En fait, sans qu'ils s'en soient rendu compte, ils sont entrés dans une ZTL, une Zone à TraficLimité. Aucune barrière, aucun péage : un simple panneau blanc, carré, et arborant un cercle rouge l'indique. Cette zone est autorisée aux seuls riverains et à quelques professionnels qui ont un permis d'accès payant. Des caméras ou des bornes électroniques relèvent toutes les plaques minéralogiques pour les confronter à la base de données. Impossible donc de passer entre les mailles du filet : l'accès d'un véhicule non-autorisé est automatiquement enregistré, l'infraction transmise directement au contrevenant. Et le touriste recevra autant d'amendes que de passages devant ces bornes, même à quelques minutes d'intervalle… La facture grimpe vite quand on tourne en rond, perdu dans un dédale de rues inconnues. Sur les sites de voyages, ils sont nombreux à raconter que les autorités leur réclament 500, 700 euros. Rien qu'à Florence, selon les statistiques officielles de la ville, 40 000 contraventions de ce type ont été dressées en 2012.
L'Ambassade de France en Italie et les différents consulats sont submergés de courriers d'automobilistes français victimes de la réglementation italienne. Quels recours sont possibles ? Selon la loi italienne, l'automobiliste est tenu de payer seulement si le PV lui est notifié dans un délai de 360 jours, ce qui n'est pas toujours le cas. En effet, bien souvent, les touristes reçoivent non pas le PV, seul document valant obligation légale de paiement, mais un simple avis de paiement d'une société de recouvrement italienne ou française. Ceci dit, si le PV est effectivement reçu dans les temps, l'automobiliste a deux mois pour s'acquitter de la somme due, sans quoi elle peut doubler et des frais de notification viendront encore gonfler l'addition… Reste le recours auprès du juge de paix de la ville dans laquelle a été commise l'infraction. Il consiste en un courrier recommandé avec accusé de réception, rédigé en italien, dans lequel l'automobiliste fait preuve de sa bonne foi, invoque son ignorance de la signalétique, son hébergement dans le centre… Seulement, la procédure impose de se présenter ensuite au tribunal de la localité et se conclut rarement en faveur de l'automobiliste étranger. Seuls les vices de forme ont une chance d'aboutir.

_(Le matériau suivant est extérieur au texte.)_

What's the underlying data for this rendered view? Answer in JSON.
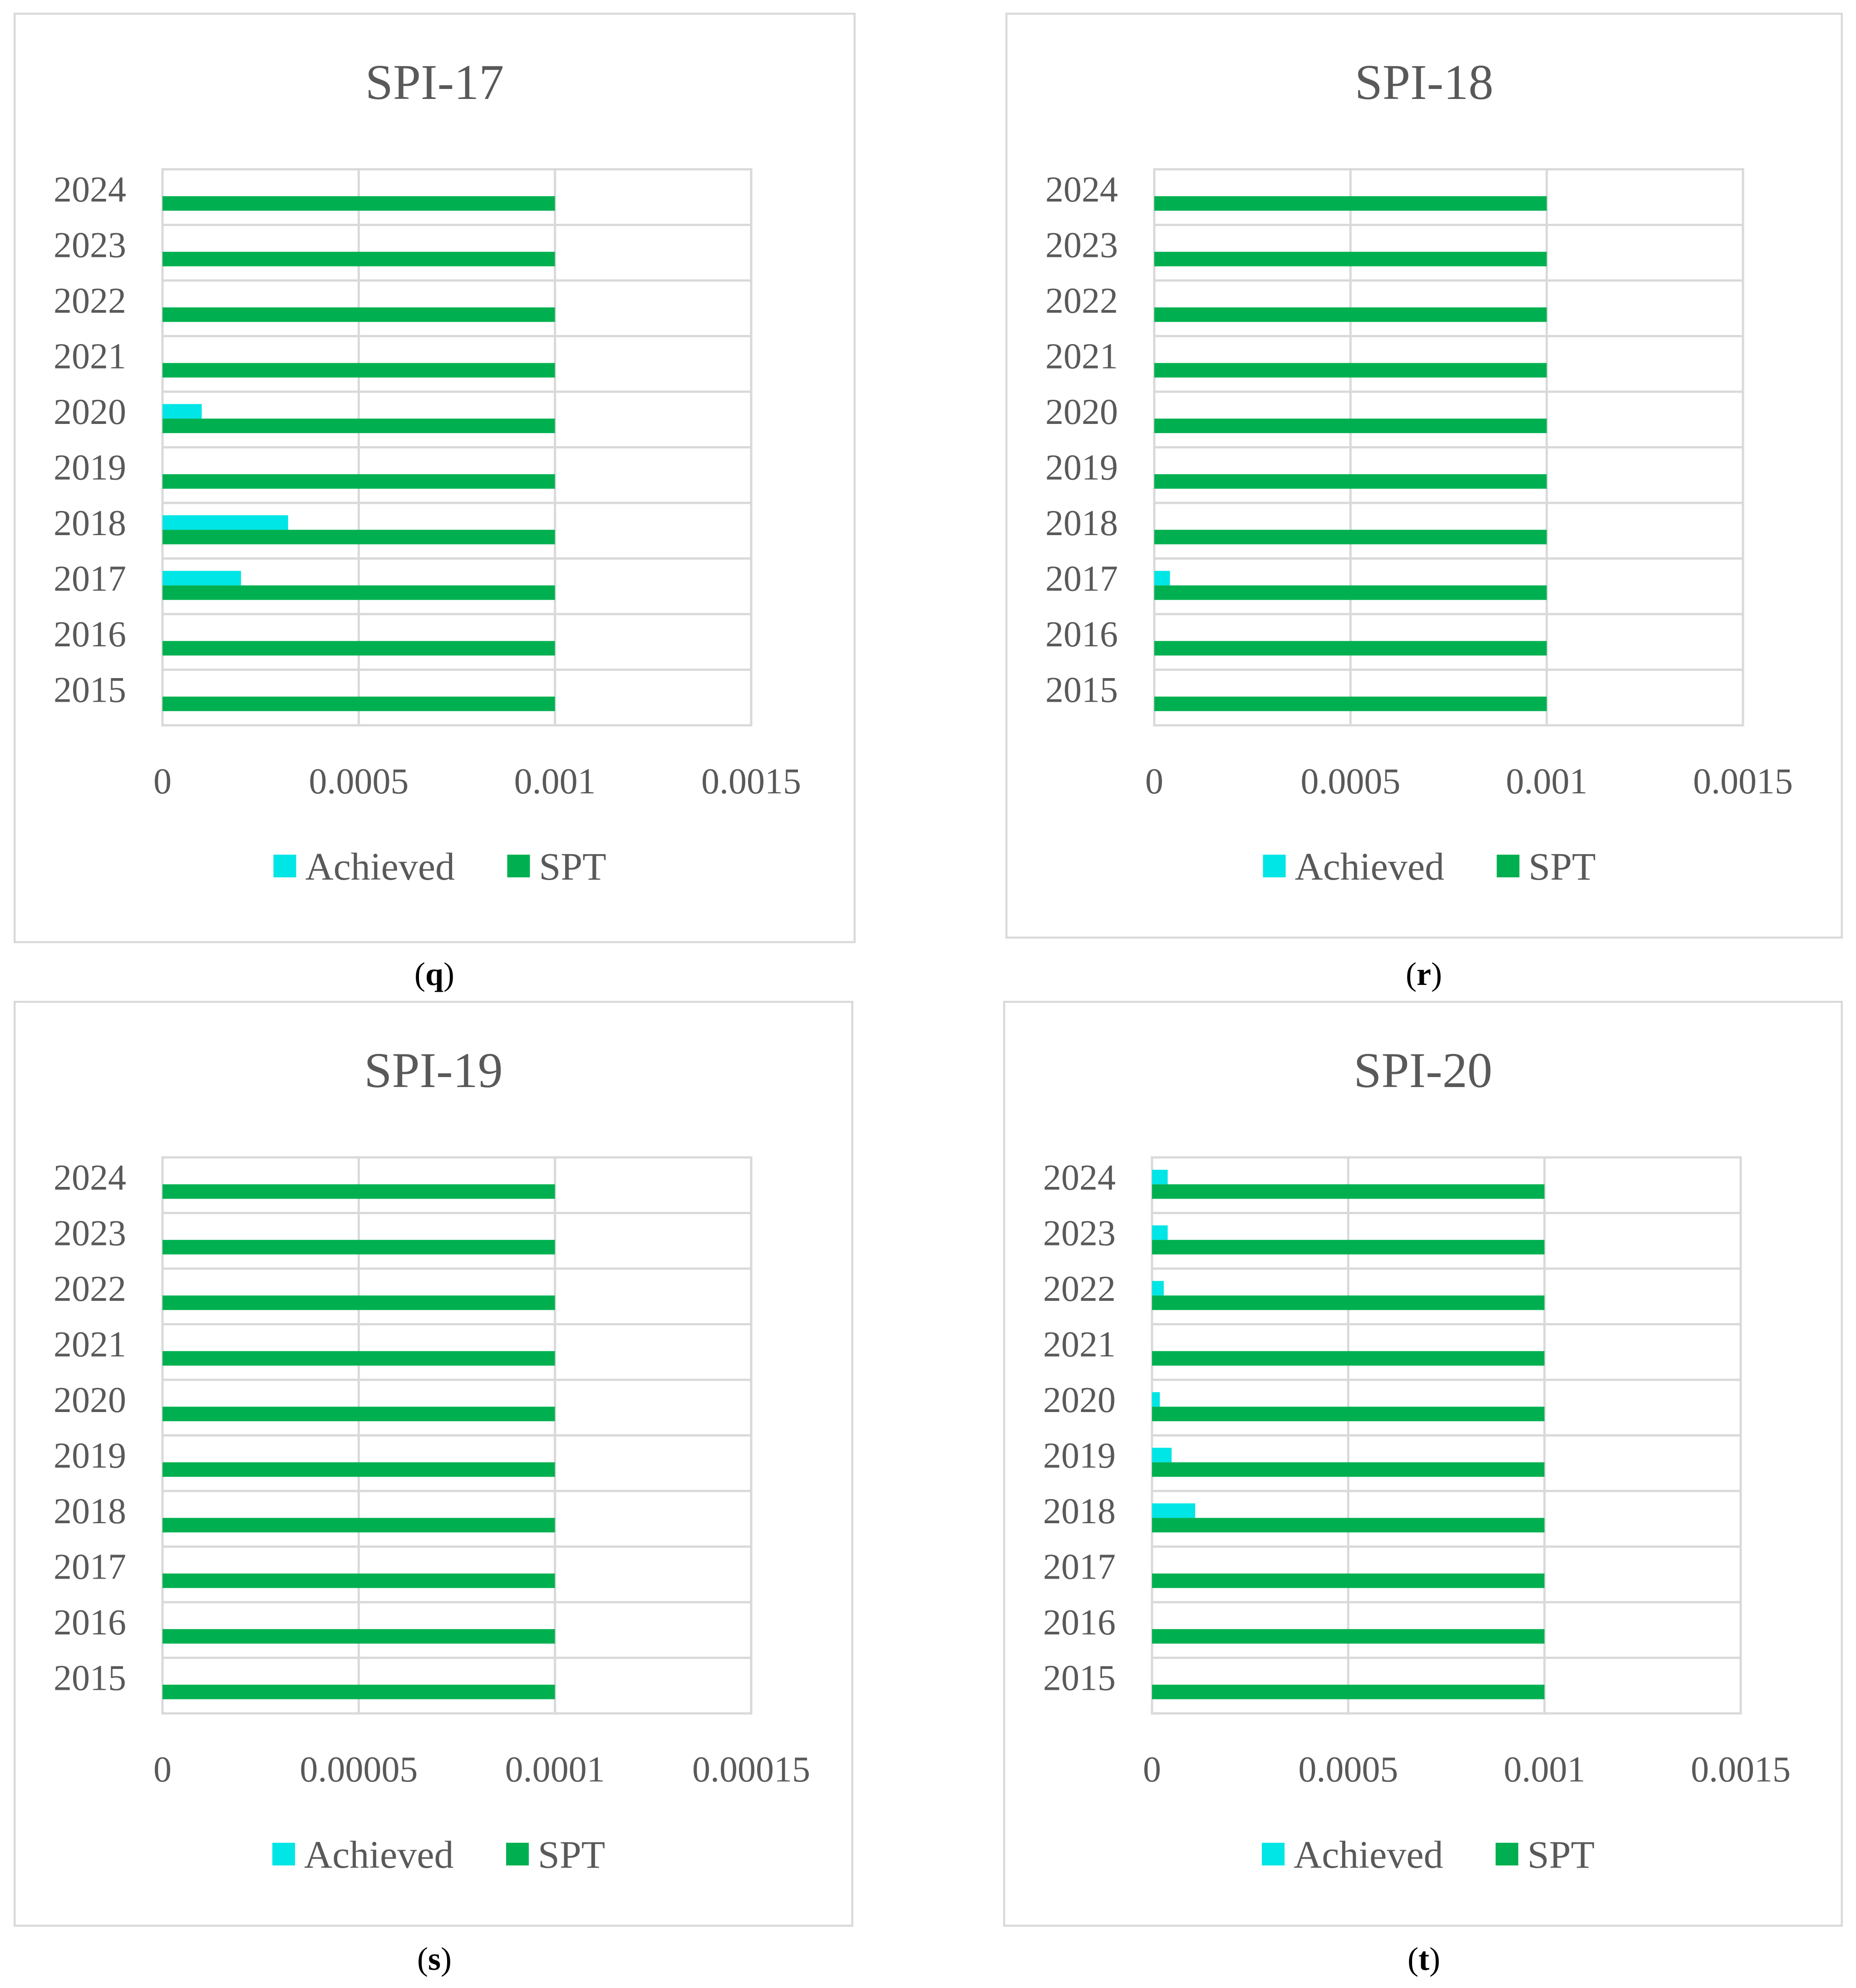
{
  "figure": {
    "colors": {
      "achieved": "#00E5E5",
      "spt": "#00B050",
      "grid": "#D9D9D9",
      "frame": "#D9D9D9",
      "text": "#595959"
    }
  },
  "chart_data": [
    {
      "type": "bar",
      "orientation": "horizontal",
      "title": "SPI-17",
      "caption": "q",
      "categories": [
        "2015",
        "2016",
        "2017",
        "2018",
        "2019",
        "2020",
        "2021",
        "2022",
        "2023",
        "2024"
      ],
      "xlim": [
        0,
        0.0015
      ],
      "x_ticks": [
        "0",
        "0.0005",
        "0.001",
        "0.0015"
      ],
      "grid": true,
      "legend": "bottom",
      "series": [
        {
          "name": "Achieved",
          "values": [
            0,
            0,
            0.0002,
            0.00032,
            0,
            0.0001,
            0,
            0,
            0,
            0
          ]
        },
        {
          "name": "SPT",
          "values": [
            0.001,
            0.001,
            0.001,
            0.001,
            0.001,
            0.001,
            0.001,
            0.001,
            0.001,
            0.001
          ]
        }
      ]
    },
    {
      "type": "bar",
      "orientation": "horizontal",
      "title": "SPI-18",
      "caption": "r",
      "categories": [
        "2015",
        "2016",
        "2017",
        "2018",
        "2019",
        "2020",
        "2021",
        "2022",
        "2023",
        "2024"
      ],
      "xlim": [
        0,
        0.0015
      ],
      "x_ticks": [
        "0",
        "0.0005",
        "0.001",
        "0.0015"
      ],
      "grid": true,
      "legend": "bottom",
      "series": [
        {
          "name": "Achieved",
          "values": [
            0,
            0,
            4e-05,
            0,
            0,
            0,
            0,
            0,
            0,
            0
          ]
        },
        {
          "name": "SPT",
          "values": [
            0.001,
            0.001,
            0.001,
            0.001,
            0.001,
            0.001,
            0.001,
            0.001,
            0.001,
            0.001
          ]
        }
      ]
    },
    {
      "type": "bar",
      "orientation": "horizontal",
      "title": "SPI-19",
      "caption": "s",
      "categories": [
        "2015",
        "2016",
        "2017",
        "2018",
        "2019",
        "2020",
        "2021",
        "2022",
        "2023",
        "2024"
      ],
      "xlim": [
        0,
        0.00015
      ],
      "x_ticks": [
        "0",
        "0.00005",
        "0.0001",
        "0.00015"
      ],
      "grid": true,
      "legend": "bottom",
      "series": [
        {
          "name": "Achieved",
          "values": [
            0,
            0,
            0,
            0,
            0,
            0,
            0,
            0,
            0,
            0
          ]
        },
        {
          "name": "SPT",
          "values": [
            0.0001,
            0.0001,
            0.0001,
            0.0001,
            0.0001,
            0.0001,
            0.0001,
            0.0001,
            0.0001,
            0.0001
          ]
        }
      ]
    },
    {
      "type": "bar",
      "orientation": "horizontal",
      "title": "SPI-20",
      "caption": "t",
      "categories": [
        "2015",
        "2016",
        "2017",
        "2018",
        "2019",
        "2020",
        "2021",
        "2022",
        "2023",
        "2024"
      ],
      "xlim": [
        0,
        0.0015
      ],
      "x_ticks": [
        "0",
        "0.0005",
        "0.001",
        "0.0015"
      ],
      "grid": true,
      "legend": "bottom",
      "series": [
        {
          "name": "Achieved",
          "values": [
            0,
            0,
            0,
            0.00011,
            5e-05,
            2e-05,
            0,
            3e-05,
            4e-05,
            4e-05
          ]
        },
        {
          "name": "SPT",
          "values": [
            0.001,
            0.001,
            0.001,
            0.001,
            0.001,
            0.001,
            0.001,
            0.001,
            0.001,
            0.001
          ]
        }
      ]
    }
  ]
}
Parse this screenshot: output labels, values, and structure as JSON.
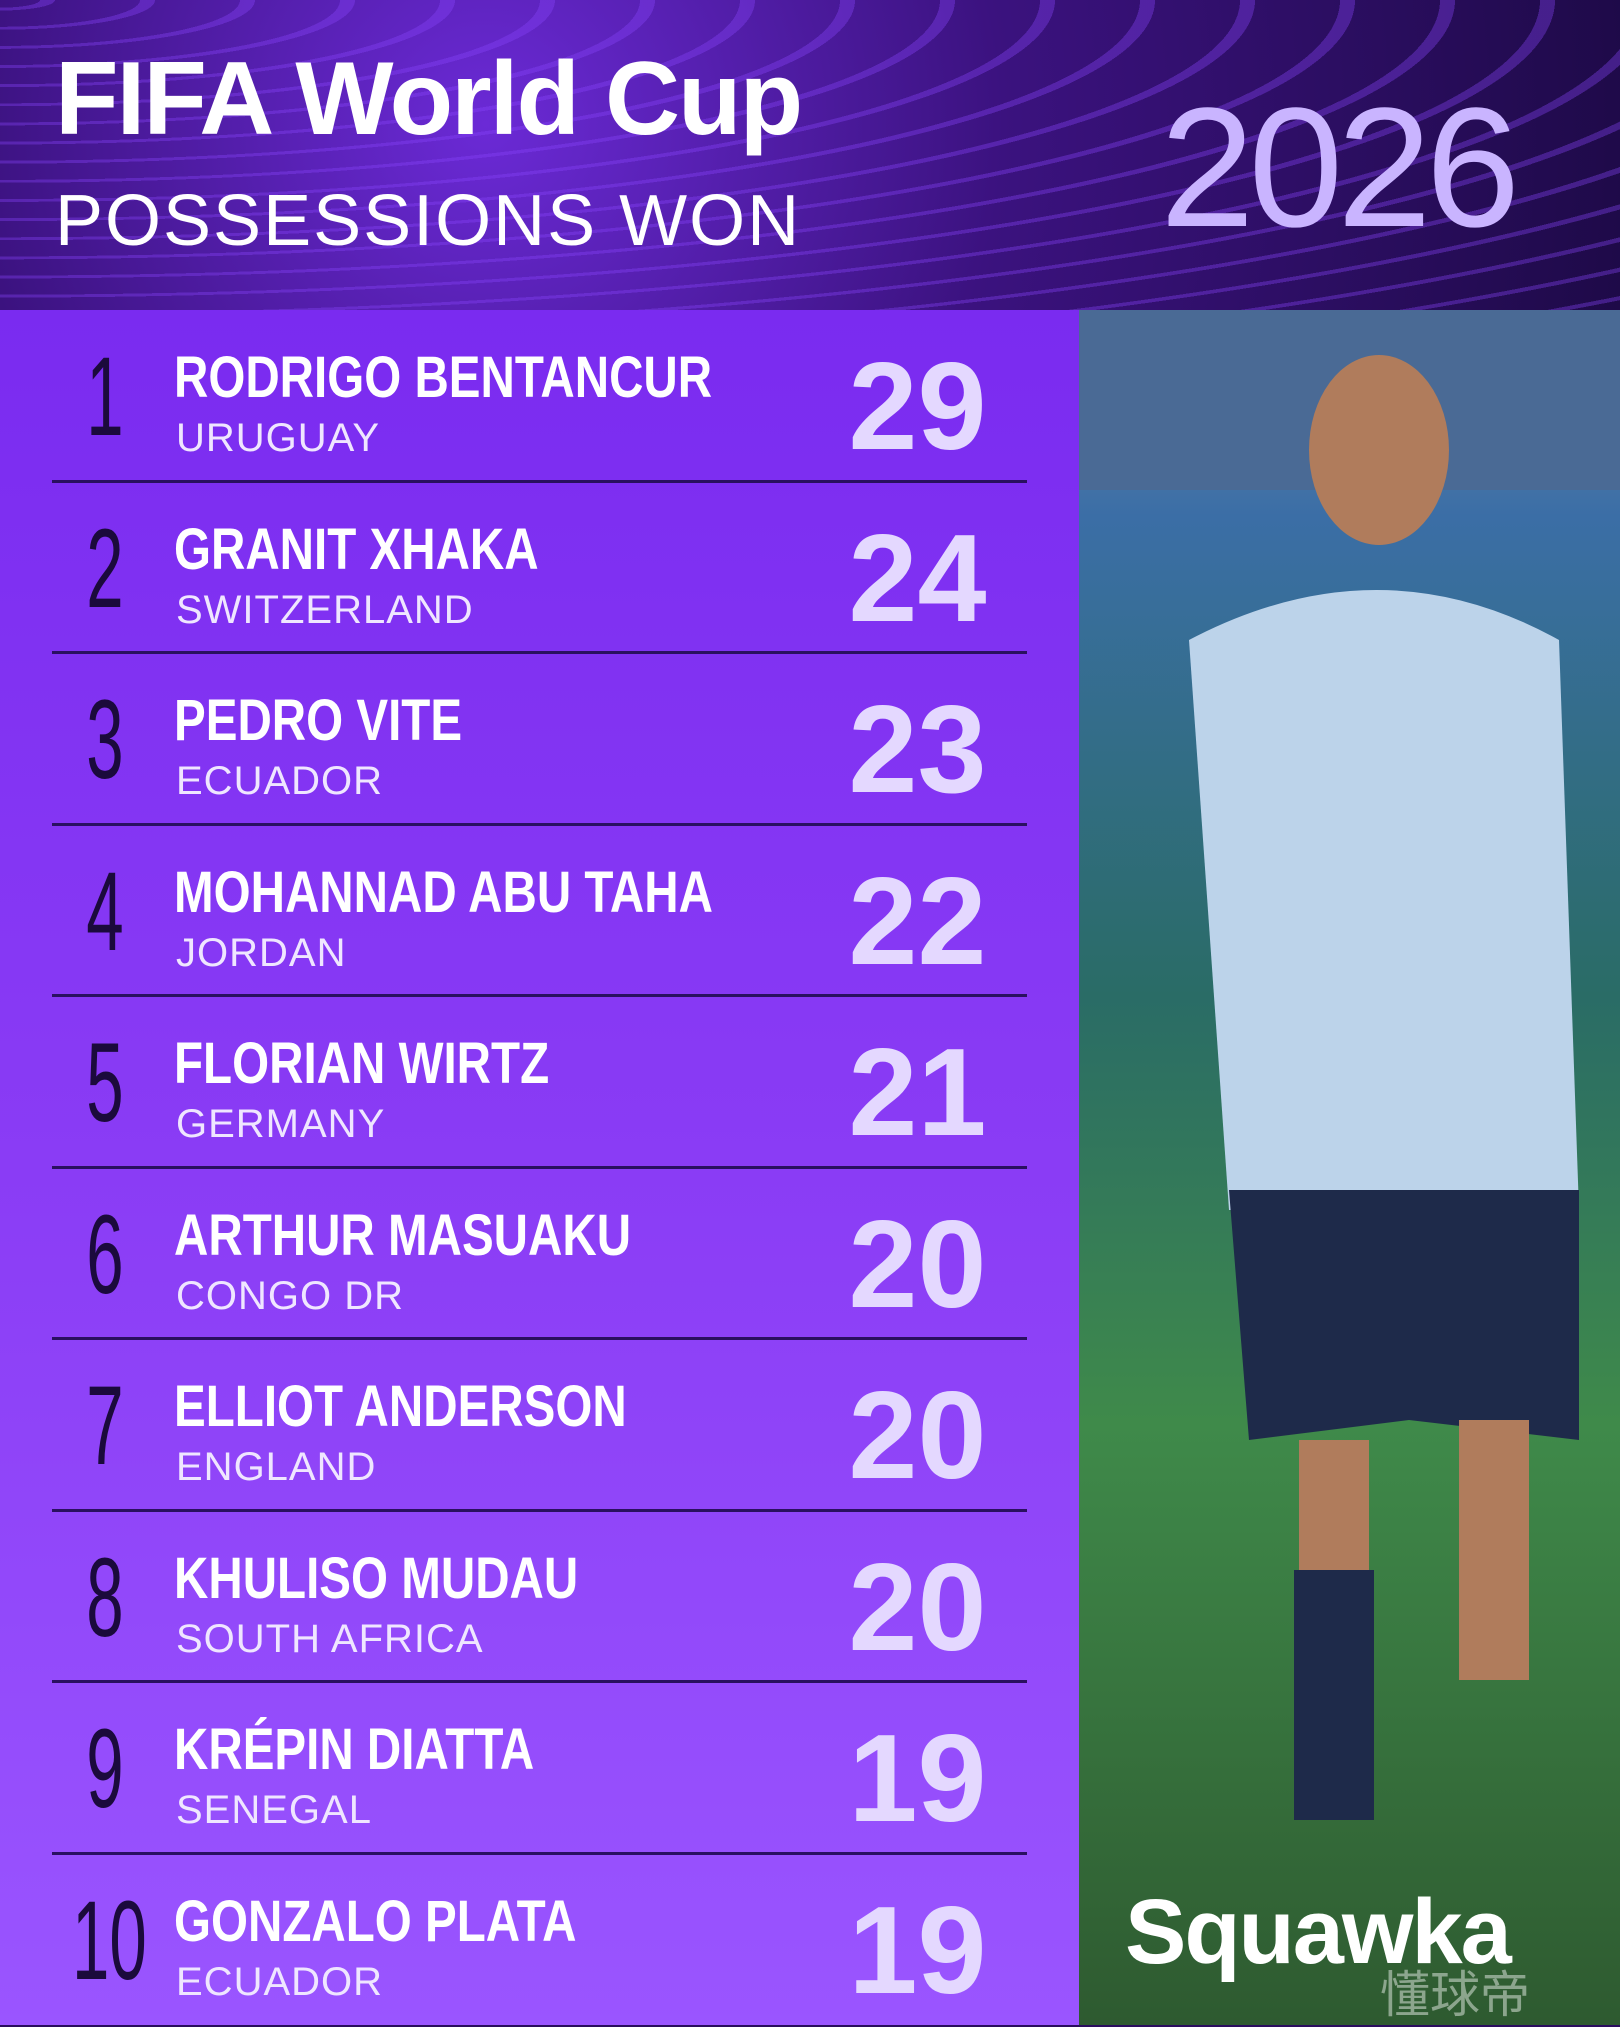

SUÈDE : 40 % D'ÉMISSIONS DE PARTICULES EN MOINS

Si l'opération s'avère fort lucrative pour les collectivités italiennes - qui souffrent par ailleurs d'une baisse des dotations de l'État depuis la crise - les bénéfices attendus portent avant tout sur la qualité de l'air et la qualité de vie. Il s'agit de réduire le trafic dans les centres-villes pollués et congestionnés. Outre l'Italie, dix autres pays européens ont adopté des mesures pour restreindre l'accès au cœur des villes.
En tout, en Europe, 200 villes ont instauré des zones interdites aux véhicules les plus polluants, des “Low Emission Zones” (LEZ), zones à faibles émissions pour se conformer aux valeurs limites mentionnées dans la directive européenne sur la qualité de l'air de 2008. La Suède a été la première à expérimenter le dispositif en 1996 et enregistrerait une réduction de 40 % des émissions de particules et de 10 % pour le dioxyde d'azote. “Ce n'est pas la solution à tous les problèmes mais c'est une action nécessaire pour améliorer efficacement la qualité de l'air. Pour les particules, il faut non seulement agir sur le transport routier mais aussi sur le chauffage, l'industrie”, explique Gilles Aymoz, chef du service de la qualité de l'air à l'Ademe (Agence de l'environnement et de la maîtrise de l'énergie).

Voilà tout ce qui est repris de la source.